“Just as we all go now to be consoled,” put in Dr. Dakin.

“Precisely. And one of the secrets of her power of drawing confidence, is that Anne is by nature a maternal woman—a mother.”

“That’s the pity of it.”

“I agree. Life hasn’t given her everything. But at least it gave her three unforgetable years, and a memory which has kept her sweet and fresh and young as in her girlhood she could never have been.”

“And she went away,” said the doctor gently, “in the midst of her happiness?”

“She went away quietly, simply, with no fuss, as she does everything. With no farewell scene, or anything of that sort. She left him a letter, and with me, a message. The hardest I ever had to deliver in my life.”

Fontenelle got up, and threw the end of his cigarette into the fire.

“And then she travelled?”

“For years. When they were together, she and Dampierre went to Italy every spring. I believe she has gone over all the old ground since then. She seems to have gone half over Europe as well. I used to get letters from Athens, from Constantinople, from Naples, Rome, Florence. Fortunately she was a rich woman, able to work off her restlessness.”
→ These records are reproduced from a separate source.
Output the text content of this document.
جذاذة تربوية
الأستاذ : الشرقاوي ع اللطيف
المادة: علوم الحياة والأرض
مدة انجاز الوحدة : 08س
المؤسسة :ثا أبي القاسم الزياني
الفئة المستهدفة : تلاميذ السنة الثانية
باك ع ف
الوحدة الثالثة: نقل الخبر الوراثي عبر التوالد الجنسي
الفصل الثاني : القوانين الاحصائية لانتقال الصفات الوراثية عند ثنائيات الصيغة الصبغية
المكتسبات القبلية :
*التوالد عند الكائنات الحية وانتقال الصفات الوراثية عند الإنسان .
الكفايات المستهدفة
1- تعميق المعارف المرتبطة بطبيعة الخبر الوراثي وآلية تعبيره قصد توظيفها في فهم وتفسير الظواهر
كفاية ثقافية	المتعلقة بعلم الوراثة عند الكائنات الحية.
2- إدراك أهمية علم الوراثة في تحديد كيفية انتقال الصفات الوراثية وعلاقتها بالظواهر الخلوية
He laughed a little. “That was one of her adorable simplicities. It never occurred to her that the possession of a fortune made any difference to the situation. She only looked upon it as a means of independence and freedom when her happiness should come to an end. And she was right. René never thought of it either. In some ways he was as childlike and as unworldly a creature as she. He had inherited a fairly good income from his father. He would not have known what to do with more. That’s Anne Page’s story, doctor. I don’t know how it strikes an Englishman, but to me it seems rather a wonderful one because of the type of woman to whom it belongs.”